About Me
I am a Brinson Prize Postdoctoral Fellow in Astronomical Instrumentation at The Observatories of the Carnegie Institute for Science. I work on both observational astrophysics as well as developing instruments for ground based telescopes that will allow us to conduct new observations. On the observational side, I primarily study the evolution of galaxies through observations of the gaseous regions that have undergone recent star formation. To do this, I use cutting edge instruments called integral field spectrographs on some of the largest ground-based telescopes in the world at the W.M. Keck and Las Campanas Observatories. Integral field spectrographs (IFS) provide a powerful tool for astronomical observations as they allow us to take an image at multiple wavelengths simulataneously, combining the advantages of traditional imaging and spectroscopy. I also spend a large fraction of my time developing new and improved integral field spectrographs that will enable new observations to improve our understanding of things like the impact of stellar feedback on the surrounding gas.
Instrumentation
MIRMOS
I am the instrument scientist for the Magellen InfraRed Multi-Object Spectrograph, or MIRMOS. MIRMOS is a next generation multi-object and integral field spectrograph for the 6.5m Magellan telescopes at the Las Campanas Observatory in Chile. This new spectrograph will cover an impressively wide wavelength range in the near-infrared (0.886-2.404um) through the use of four-simultaneous spectrograph channels. The multi-object mode of MIRMOS will use a cryogenic slit unit (CSU) with 92 sets of masking bars to define the slit positions. The integral field mode makes use of an image slicer style integral field unit (IFU) that I'm designing using complex freeform mirrors. This IFU will provide the largest field of view of any IFS operating at these wavelengths from the ground or space. This new, wide-field IFS capability at the near-infrared will open up new parameter spaces for observation in key areas of galaxy evolution science. We will be able to probe the obscured component of star formation in local galaxies, providing a better accounting of the energy injected into the gas due to stellar feedback, and at high-redshift we will be able to make the first robust maps of the morphology and kinematics of the circumgalactic medium gas around quasars and galaxy groups.
Liger
The Keck Observatory is in the middle of an upgrade to its adaptive optics (AO) system which will allow for even better improvements to the way atmospheric distortions are corrected. This requires the development of new instruments that can take advantage of these improvements. The Liger IFS and Imager are currently being designed to do just that. During my time as a graduate student at UC San Diego, I designed many of the major components that will be used by both the imager and spectrograph modes of Liger. The filter wheel I designed will select the allowed wavelength range, the pupil wheel limits the amount of background light that can contaminate the data, and the detector stage will house and position the imager detector as well as the pickoff mirrors that will send the light on to the spectrograph. Liger will enable a wide range of new science including improvements in the observations of star forming regions with better performance at shorter wavelengths than current AO instruments.
Observations
Studying Star Forming Regions in Nearby Galaxies
I use optical IFS like the Keck Cosmic Web Imager (KCWI) and the Integral Field Unit for Magellan (IFU-M) to study the conditions of the star forming regions in nearby dwarf galaxies and how they interact with the surrounding gas through processes called feedback. These instruments allow me to study the gas conditions and motion in great detail, providing insight into how stellar feedback influences the surrounding galaxy, potentially halting -- or triggering -- the next round of star-formation. 

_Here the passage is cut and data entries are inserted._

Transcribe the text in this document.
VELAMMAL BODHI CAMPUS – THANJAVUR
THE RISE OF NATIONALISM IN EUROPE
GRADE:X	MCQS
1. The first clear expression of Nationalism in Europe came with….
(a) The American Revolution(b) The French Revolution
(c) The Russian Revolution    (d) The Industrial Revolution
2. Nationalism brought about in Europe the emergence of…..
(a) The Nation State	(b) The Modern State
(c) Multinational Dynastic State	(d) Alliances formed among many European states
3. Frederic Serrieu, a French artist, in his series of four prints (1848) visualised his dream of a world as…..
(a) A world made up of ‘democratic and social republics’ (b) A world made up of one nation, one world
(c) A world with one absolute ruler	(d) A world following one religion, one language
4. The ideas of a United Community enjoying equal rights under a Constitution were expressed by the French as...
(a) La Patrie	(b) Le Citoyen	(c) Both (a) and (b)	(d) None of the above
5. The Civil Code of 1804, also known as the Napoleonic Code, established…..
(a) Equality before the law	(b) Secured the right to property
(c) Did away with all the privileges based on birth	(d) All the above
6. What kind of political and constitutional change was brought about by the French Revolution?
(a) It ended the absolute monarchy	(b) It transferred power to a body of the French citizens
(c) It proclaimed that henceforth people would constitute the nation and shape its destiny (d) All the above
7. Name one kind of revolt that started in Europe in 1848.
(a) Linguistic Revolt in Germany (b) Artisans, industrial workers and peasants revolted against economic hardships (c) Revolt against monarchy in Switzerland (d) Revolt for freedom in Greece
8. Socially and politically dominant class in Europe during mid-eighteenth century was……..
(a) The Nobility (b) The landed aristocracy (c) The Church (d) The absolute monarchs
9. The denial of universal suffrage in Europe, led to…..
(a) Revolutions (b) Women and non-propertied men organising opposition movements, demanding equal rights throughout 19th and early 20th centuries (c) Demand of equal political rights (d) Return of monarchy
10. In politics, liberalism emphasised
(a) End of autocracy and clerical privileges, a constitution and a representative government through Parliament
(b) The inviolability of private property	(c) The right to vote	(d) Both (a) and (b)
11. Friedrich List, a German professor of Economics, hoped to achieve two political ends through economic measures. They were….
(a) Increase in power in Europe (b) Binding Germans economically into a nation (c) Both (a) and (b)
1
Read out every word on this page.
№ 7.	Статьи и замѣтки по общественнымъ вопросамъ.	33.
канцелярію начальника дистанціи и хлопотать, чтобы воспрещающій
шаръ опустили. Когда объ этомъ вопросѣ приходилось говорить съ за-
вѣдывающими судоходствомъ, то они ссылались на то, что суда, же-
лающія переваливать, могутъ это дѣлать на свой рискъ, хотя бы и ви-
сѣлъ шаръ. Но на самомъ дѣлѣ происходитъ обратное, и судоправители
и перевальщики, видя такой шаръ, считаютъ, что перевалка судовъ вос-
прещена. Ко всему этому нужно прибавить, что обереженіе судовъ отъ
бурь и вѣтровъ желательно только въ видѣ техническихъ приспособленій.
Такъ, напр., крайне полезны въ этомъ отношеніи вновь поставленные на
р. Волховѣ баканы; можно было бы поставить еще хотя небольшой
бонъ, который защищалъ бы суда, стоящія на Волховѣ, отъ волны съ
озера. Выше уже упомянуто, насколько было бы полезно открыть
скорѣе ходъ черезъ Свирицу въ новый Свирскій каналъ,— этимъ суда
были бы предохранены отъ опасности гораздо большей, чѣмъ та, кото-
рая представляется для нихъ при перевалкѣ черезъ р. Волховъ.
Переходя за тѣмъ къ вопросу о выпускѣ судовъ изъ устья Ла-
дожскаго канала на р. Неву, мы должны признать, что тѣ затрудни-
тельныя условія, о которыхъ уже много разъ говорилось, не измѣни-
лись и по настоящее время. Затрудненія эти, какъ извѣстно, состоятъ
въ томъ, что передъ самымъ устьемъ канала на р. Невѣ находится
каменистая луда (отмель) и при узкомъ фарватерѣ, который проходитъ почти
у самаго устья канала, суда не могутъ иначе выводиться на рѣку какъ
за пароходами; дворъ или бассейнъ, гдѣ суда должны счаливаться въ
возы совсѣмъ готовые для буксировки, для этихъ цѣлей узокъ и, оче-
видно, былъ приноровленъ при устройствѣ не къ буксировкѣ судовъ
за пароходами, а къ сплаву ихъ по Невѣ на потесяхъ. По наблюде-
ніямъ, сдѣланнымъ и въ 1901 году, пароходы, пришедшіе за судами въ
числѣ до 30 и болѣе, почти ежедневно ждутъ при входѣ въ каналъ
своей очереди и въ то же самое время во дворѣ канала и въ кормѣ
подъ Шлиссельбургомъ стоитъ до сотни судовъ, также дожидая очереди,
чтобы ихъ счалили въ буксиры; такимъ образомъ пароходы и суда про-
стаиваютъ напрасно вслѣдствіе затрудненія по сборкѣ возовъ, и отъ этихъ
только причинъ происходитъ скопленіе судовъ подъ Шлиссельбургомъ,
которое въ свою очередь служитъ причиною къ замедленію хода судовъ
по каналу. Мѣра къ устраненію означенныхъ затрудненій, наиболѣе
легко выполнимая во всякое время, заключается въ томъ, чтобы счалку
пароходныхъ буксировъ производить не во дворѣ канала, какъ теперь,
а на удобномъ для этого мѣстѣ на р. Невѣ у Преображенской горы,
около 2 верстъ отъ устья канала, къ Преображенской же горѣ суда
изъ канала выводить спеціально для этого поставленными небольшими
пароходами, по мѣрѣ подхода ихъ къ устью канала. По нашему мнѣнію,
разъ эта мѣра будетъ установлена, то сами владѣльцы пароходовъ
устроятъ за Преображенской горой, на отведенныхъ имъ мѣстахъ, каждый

The SDSS-V Local Volume Mapper
I am a co-chair of the star-formation and feedback working group for the Local Volume Mapper (LVM) survey. LVM is a unique IFS facility and survey that will map the disc of our own Milky Way, the Large and Small Magellanic Clouds, and nearby dwarf galaxies in the full optical and part of the near infrared spectrum. This will be by far the largest IFS mosaic of the sky to date and will provide important data for many topics of study, including stellar feedback. One of the key goals with LVM is to study the different mechanisms of stellar feedback in a range of environments to see when each one is effective. This will greatly improve our current understanding of how exactly this energy and momentum couples to the surrounding gas and influences the evolution of the galaxy.